Freedom Is Accepting Our Consequences
We live in a society that prizes freedom. At the same time we live in a society that is obsessed with finding out whose “fault” things are, who should be blamed for any given event. This emphasis on blame has lead to a defensive reflex of needing to justify why you couldn’t help what you did, or that what you did was really the fault of someone or something else. This fear of being blamed, and needing to avoid and defend has created a significant paradox that leads to anxiety and prevents learning and growth.
The paradox is that as long as you are defending against the consequences of your choices, you are not free to learn from them and make healthy changes in the present. The moment you accept the consequences of your choices, you are free to choose whatever you want. You cannot choose not to have done and experienced what you have up to this moment! You can choose what you will learn from this, what meaning and conclusions you will make about yourself and others. Notice your reactions to this truth.
The truth is that the more you use energy hating yourself and others for what has happened up until now, the less energy you have for starting where you are starting at this moment. In the same way, if you are consumed by fears of future consequences you are robbing yourself of making healthy changes in the present. You can’t do both at the same time. This is a difficult one for most of my clients to accept and embrace. It seems counterintuitive to most people; what are your reactions? Appreciate your resistances, learning deeply what they are saying.
Have you ever had the experience of accepting your consequences freely, with grateful humility and the desire to learn and grow from an unwanted experience? What did you notice? Powerful Vulnerability is the result of caring more about learning and growing than being right. When you shift your focus and goal toward growing, without judging, you greatly increase your ability to choose health in the present. Powerful vulnerability greatly increases your healthy power in your personal relationships.
Progress includes steps backwards with grace. Most clients start out the coaching process judging and hating themselves for the unwanted patterns that bring them to coaching. The first dozen times I suggest they “feel good about noticing” some dysfunctional pattern, they look at me like I’m crazy: “How can I possibly feel good about the fact that I have destroyed any chance of getting my wife back and some other guy will be raising my kids, in my house?”
I respond, “I’m not asking you to feel good about your starting point.
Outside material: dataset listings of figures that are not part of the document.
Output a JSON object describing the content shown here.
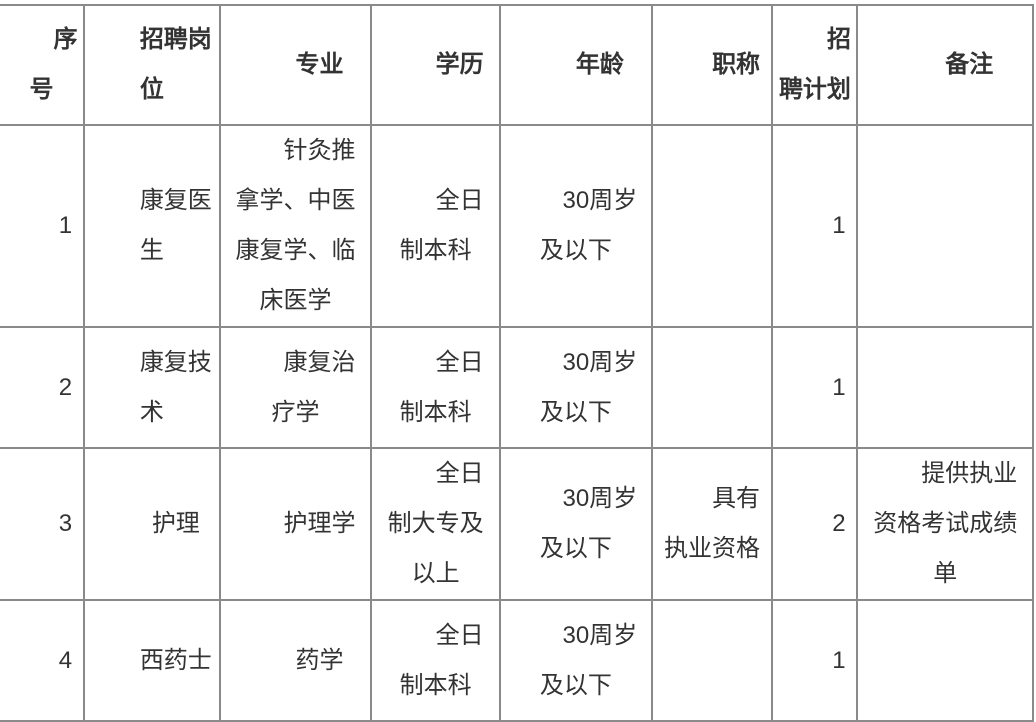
{
  "headers": [
    "序号",
    "招聘岗位",
    "专业",
    "学历",
    "年龄",
    "职称",
    "招聘计划",
    "备注"
  ],
  "rows": [
    [
      "1",
      "康复医生",
      "针灸推拿学、中医康复学、临床医学",
      "全日制本科",
      "30周岁及以下",
      "",
      "1",
      ""
    ],
    [
      "2",
      "康复技术",
      "康复治疗学",
      "全日制本科",
      "30周岁及以下",
      "",
      "1",
      ""
    ],
    [
      "3",
      "护理",
      "护理学",
      "全日制大专及以上",
      "30周岁及以下",
      "具有执业资格",
      "2",
      "提供执业资格考试成绩单"
    ],
    [
      "4",
      "西药士",
      "药学",
      "全日制本科",
      "30周岁及以下",
      "",
      "1",
      ""
    ]
  ]
}
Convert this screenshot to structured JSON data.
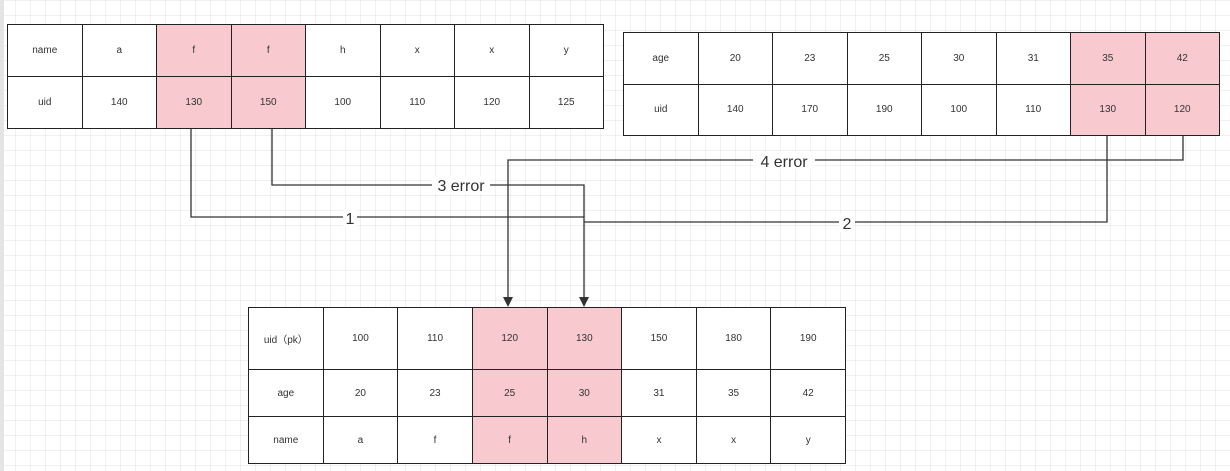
{
  "colors": {
    "highlight": "#f8c9cf",
    "border": "#222222",
    "text": "#333333",
    "background": "#ffffff"
  },
  "table_a": {
    "rows": [
      {
        "header": "name",
        "cells": [
          "a",
          "f",
          "f",
          "h",
          "x",
          "x",
          "y"
        ]
      },
      {
        "header": "uid",
        "cells": [
          "140",
          "130",
          "150",
          "100",
          "110",
          "120",
          "125"
        ]
      }
    ],
    "highlighted_columns": [
      1,
      2
    ]
  },
  "table_b": {
    "rows": [
      {
        "header": "age",
        "cells": [
          "20",
          "23",
          "25",
          "30",
          "31",
          "35",
          "42"
        ]
      },
      {
        "header": "uid",
        "cells": [
          "140",
          "170",
          "190",
          "100",
          "110",
          "130",
          "120"
        ]
      }
    ],
    "highlighted_columns": [
      5,
      6
    ]
  },
  "table_c": {
    "rows": [
      {
        "header": "uid（pk）",
        "cells": [
          "100",
          "110",
          "120",
          "130",
          "150",
          "180",
          "190"
        ]
      },
      {
        "header": "age",
        "cells": [
          "20",
          "23",
          "25",
          "30",
          "31",
          "35",
          "42"
        ]
      },
      {
        "header": "name",
        "cells": [
          "a",
          "f",
          "f",
          "h",
          "x",
          "x",
          "y"
        ]
      }
    ],
    "highlighted_columns": [
      2,
      3
    ]
  },
  "connectors": [
    {
      "id": "1",
      "label": "1"
    },
    {
      "id": "2",
      "label": "2"
    },
    {
      "id": "3",
      "label": "3 error"
    },
    {
      "id": "4",
      "label": "4 error"
    }
  ]
}
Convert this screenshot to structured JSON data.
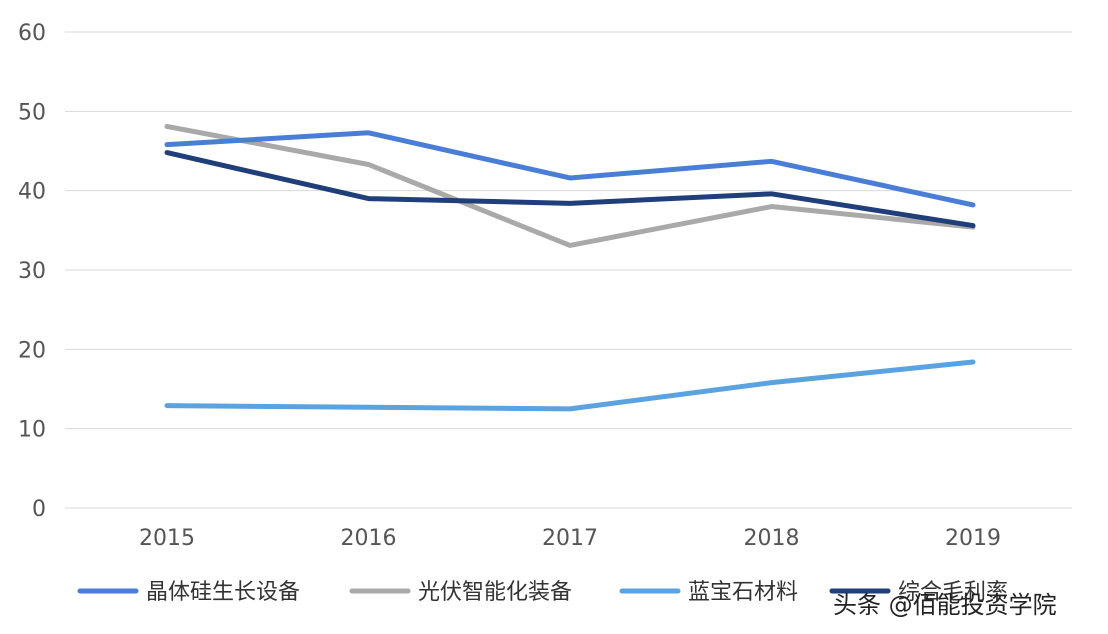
{
  "chart_data": {
    "type": "line",
    "title": "",
    "xlabel": "",
    "ylabel": "",
    "categories": [
      "2015",
      "2016",
      "2017",
      "2018",
      "2019"
    ],
    "ylim": [
      0,
      60
    ],
    "yticks": [
      "0",
      "10",
      "20",
      "30",
      "40",
      "50",
      "60"
    ],
    "grid": "horizontal",
    "legend_position": "bottom",
    "series": [
      {
        "name": "晶体硅生长设备",
        "color": "#4A7ED6",
        "values": [
          45.8,
          47.3,
          41.6,
          43.7,
          38.2
        ]
      },
      {
        "name": "光伏智能化装备",
        "color": "#A9A9A9",
        "values": [
          48.1,
          43.3,
          33.1,
          38.0,
          35.4
        ]
      },
      {
        "name": "蓝宝石材料",
        "color": "#5BA3E0",
        "values": [
          12.9,
          12.7,
          12.5,
          15.8,
          18.4
        ]
      },
      {
        "name": "综合毛利率",
        "color": "#1F3E7A",
        "values": [
          44.8,
          39.0,
          38.4,
          39.6,
          35.6
        ]
      }
    ]
  },
  "watermark": "头条 @佰能投资学院"
}
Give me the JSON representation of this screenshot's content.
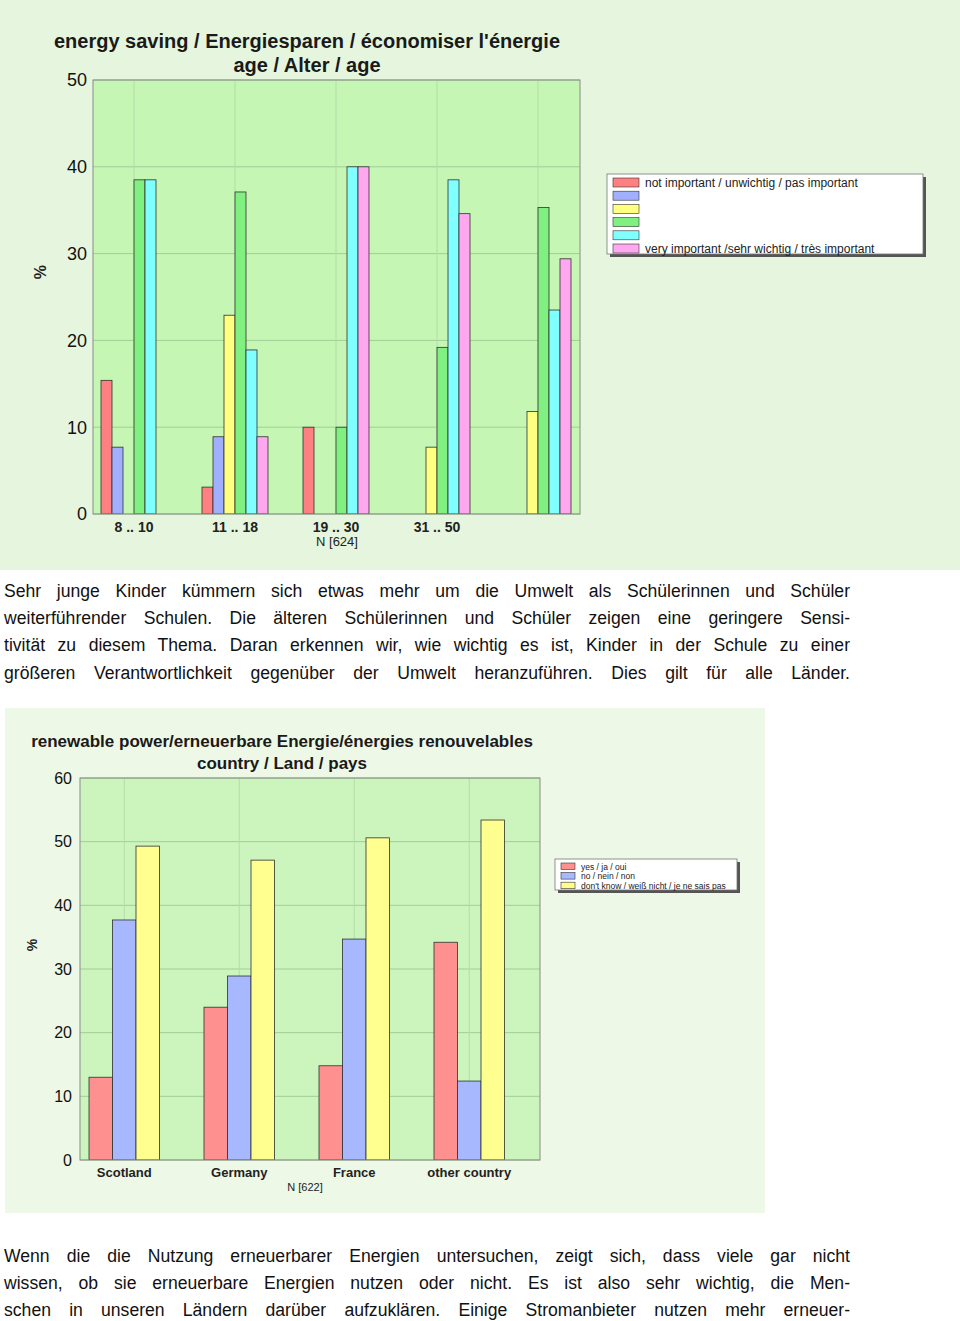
{
  "chart_data": [
    {
      "type": "bar",
      "title": "energy saving / Energiesparen / économiser l'énergie",
      "subtitle": "age / Alter / age",
      "x_label": "N [624]",
      "y_label": "%",
      "categories": [
        "8 .. 10",
        "11 .. 18",
        "19 .. 30",
        "31 .. 50",
        null
      ],
      "series": [
        {
          "name": "not important / unwichtig / pas important",
          "color": "#ff8080",
          "values": [
            15.4,
            3.1,
            10,
            0,
            0
          ]
        },
        {
          "name": null,
          "color": "#a0b0ff",
          "values": [
            7.7,
            8.9,
            0,
            0,
            0
          ]
        },
        {
          "name": null,
          "color": "#ffff80",
          "values": [
            0,
            22.9,
            0,
            7.7,
            11.8
          ]
        },
        {
          "name": null,
          "color": "#80f080",
          "values": [
            38.5,
            37.1,
            10,
            19.2,
            35.3
          ]
        },
        {
          "name": null,
          "color": "#80ffff",
          "values": [
            38.5,
            18.9,
            40,
            38.5,
            23.5
          ]
        },
        {
          "name": "very important /sehr wichtig / très important",
          "color": "#ffa8f0",
          "values": [
            0,
            8.9,
            40,
            34.6,
            29.4
          ]
        }
      ],
      "ylim": [
        0,
        50
      ],
      "yticks": [
        0,
        10,
        20,
        30,
        40,
        50
      ],
      "grid": true,
      "legend": "right"
    },
    {
      "type": "bar",
      "title": "renewable power/erneuerbare Energie/énergies renouvelables",
      "subtitle": "country / Land / pays",
      "x_label": "N [622]",
      "y_label": "%",
      "categories": [
        "Scotland",
        "Germany",
        "France",
        "other country"
      ],
      "series": [
        {
          "name": "yes / ja / oui",
          "color": "#ff9090",
          "values": [
            13.0,
            24.0,
            14.8,
            34.2
          ]
        },
        {
          "name": "no / nein / non",
          "color": "#a8b8ff",
          "values": [
            37.7,
            28.9,
            34.7,
            12.4
          ]
        },
        {
          "name": "don't know / weiß nicht / je ne sais pas",
          "color": "#ffff90",
          "values": [
            49.3,
            47.1,
            50.6,
            53.4
          ]
        }
      ],
      "ylim": [
        0,
        60
      ],
      "yticks": [
        0,
        10,
        20,
        30,
        40,
        50,
        60
      ],
      "grid": true,
      "legend": "right"
    }
  ],
  "text": {
    "paragraphs": [
      [
        "Sehr junge Kinder kümmern sich etwas mehr um die Umwelt als Schülerinnen und Schüler",
        "weiterführender Schulen. Die älteren Schülerinnen und Schüler zeigen eine geringere Sensi-",
        "tivität zu diesem Thema. Daran erkennen wir, wie wichtig es ist, Kinder in der Schule zu einer",
        "größeren Verantwortlichkeit gegenüber der Umwelt heranzuführen. Dies gilt für alle Länder."
      ],
      [
        "Wenn die die Nutzung erneuerbarer Energien untersuchen, zeigt sich, dass viele gar nicht",
        "wissen, ob sie erneuerbare Energien nutzen oder nicht. Es ist also sehr wichtig, die Men-",
        "schen in unseren Ländern darüber aufzuklären. Einige Stromanbieter nutzen mehr erneuer-"
      ]
    ]
  }
}
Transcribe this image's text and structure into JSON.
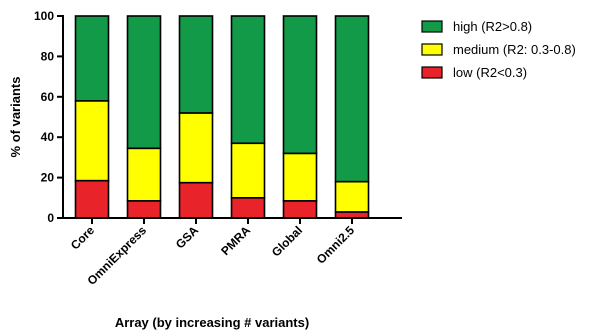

I’m asking you to feel good about noticing what you can learn in your starting point, and seeing this noticing as an important step in beginning the change process.” Don’t expect yourself to get this truth immediately or perfectly, feel good about each step forward in your believing of this “Nugget” and learning from each step backward. Share this learning process with me in your journal. This is what makes core change possible. I believe God’s Plan of Grace captures this truth perfectly and allows us real freedom to grow. Can you give yourself the freedom to grow?